At first glance, they look just random letters, perhaps metaphor of incommunicability. Beautiful, random letters.
Had I not happened to visit the exhibition ‘Codici Trascendentali’ (‘Trascendental codes’) at the Centro Culturale San Gaetano in Padua when the artist was there to explain his work, my first impression would have been the only thought provoked by these patterned works of art.
Luckily enough, though, the artist was there. Tobia Ravá was taking a crowd of curious people through his works, unveiling and disclosing not only his innovative techinques, but also and more importantly, the meaning behind those strange symbols. And indeed there was much to explain in his art.
At the core of his works there is the Hebraic concept of the gimatreya, a principle of permutation of words into patterns of numbers. Every letter corresponds to a number, and in this way it is possible to create unexpected associations in the reality surrounding us. Indeed, Ravá’s art works closely upon Hebraic mystics, according to which the whole universe can be read through such principles. In his works language, mathematics, philosophy and ethics are all linked together, in a complex way that is however made simpler by the visual means that is art.
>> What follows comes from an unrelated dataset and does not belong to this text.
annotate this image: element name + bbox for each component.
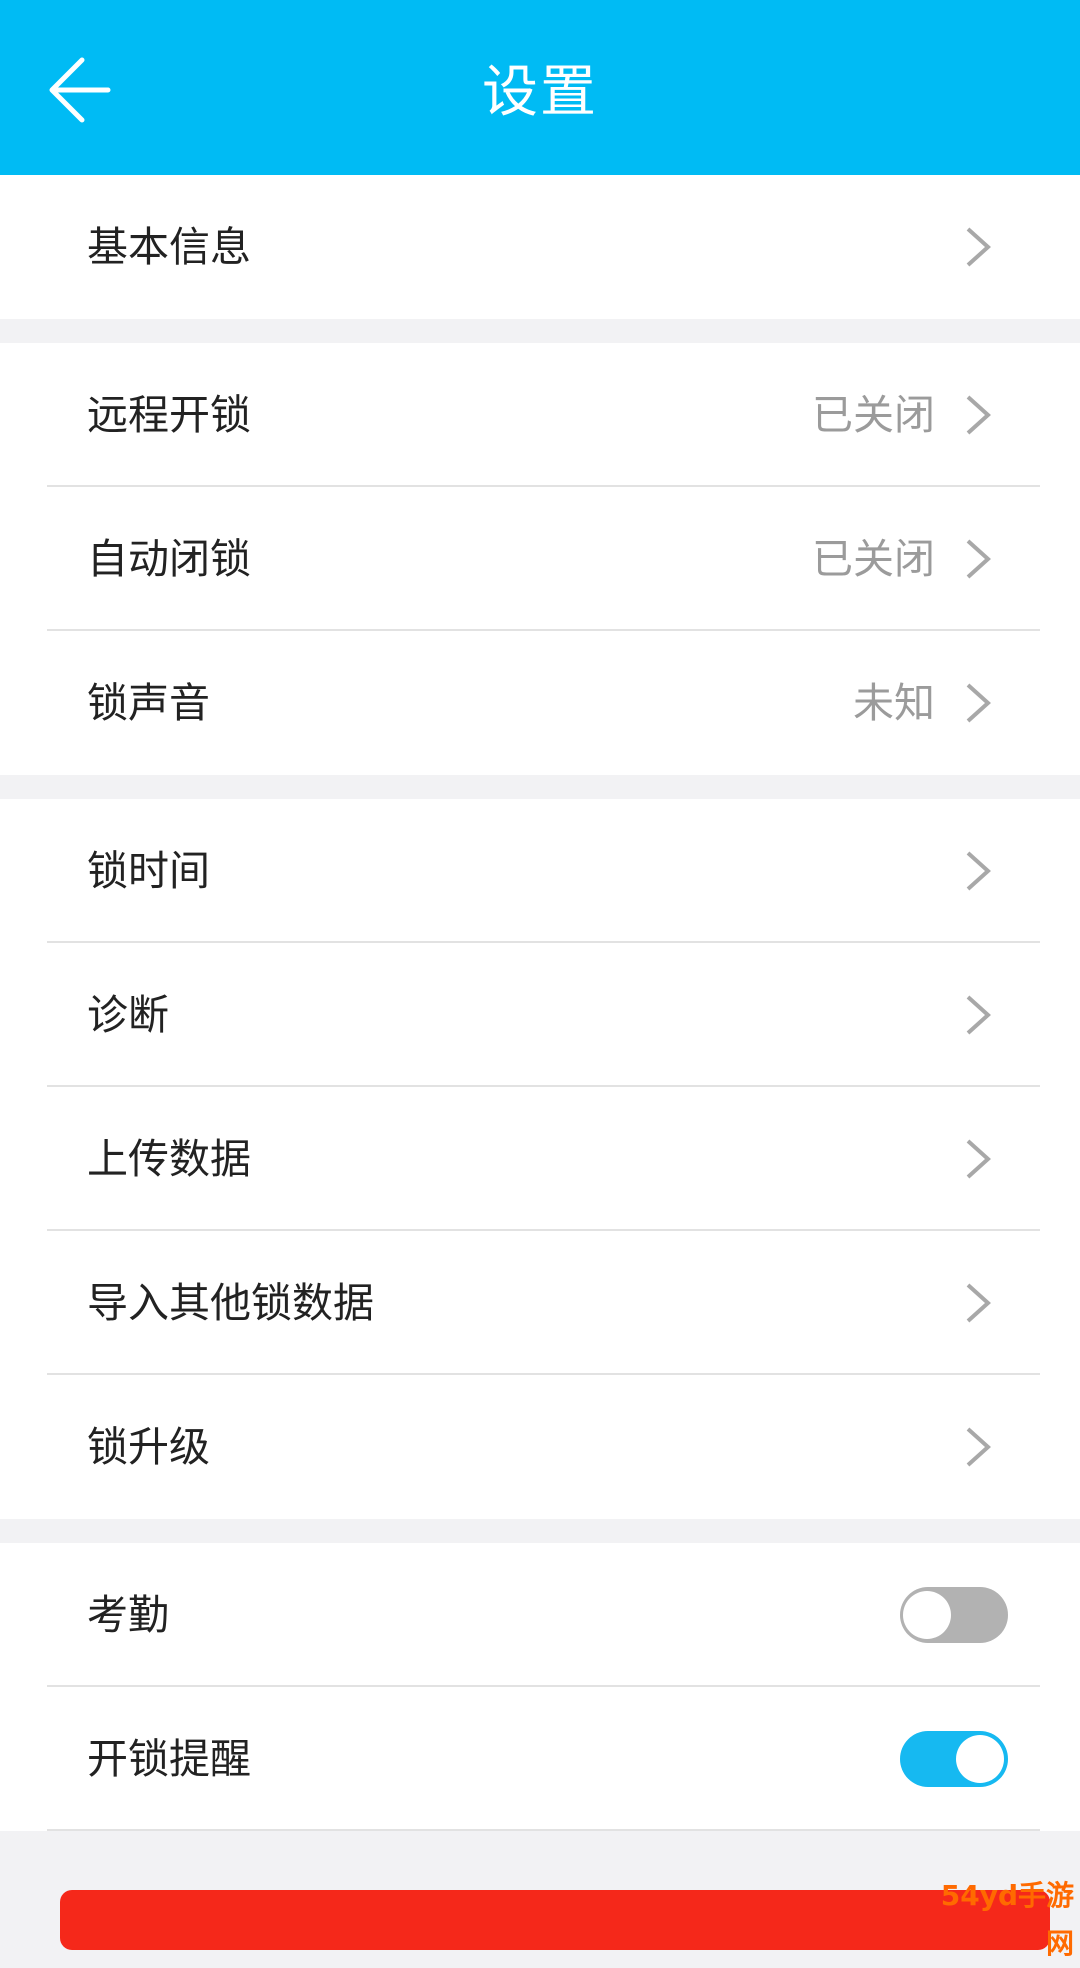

One of my favourite works is this one above. It portrays a landscape of Padua, my city, and more specifically the Specola, the observatory Galileo Galilei used to watch the stars from, and where he made his important astronomic discoveries. The magic is that Padova’s number is 98, the same as the Hebrew word for ‘stars’. Moreover, the sky of the picture is made up of a Hebrew prayer, which thus lies in its appointed place. I found this a beautiful way to portrait a glimpse of the city, in which spirituality and beauty mingle wonderfully.
The irony is that during one of my walks across the city, some days before, I myself passed by the Specola, and struck by the unusual brightness of a January day (normally rather foggy), I took a picture of it. Thus the sight, seen in the different context ofthe exhibition, gave me the chance to experience beauty twice.
Much remains after seeing all Ravá’s works. And the thought I brougt back home is nothing about the incommunicability of our society, nor the difficulty of weird symbols and numbers put one next to the other, but indeed the unending marvel at the correspondences underlying this universe, and the multiple ways to look at it.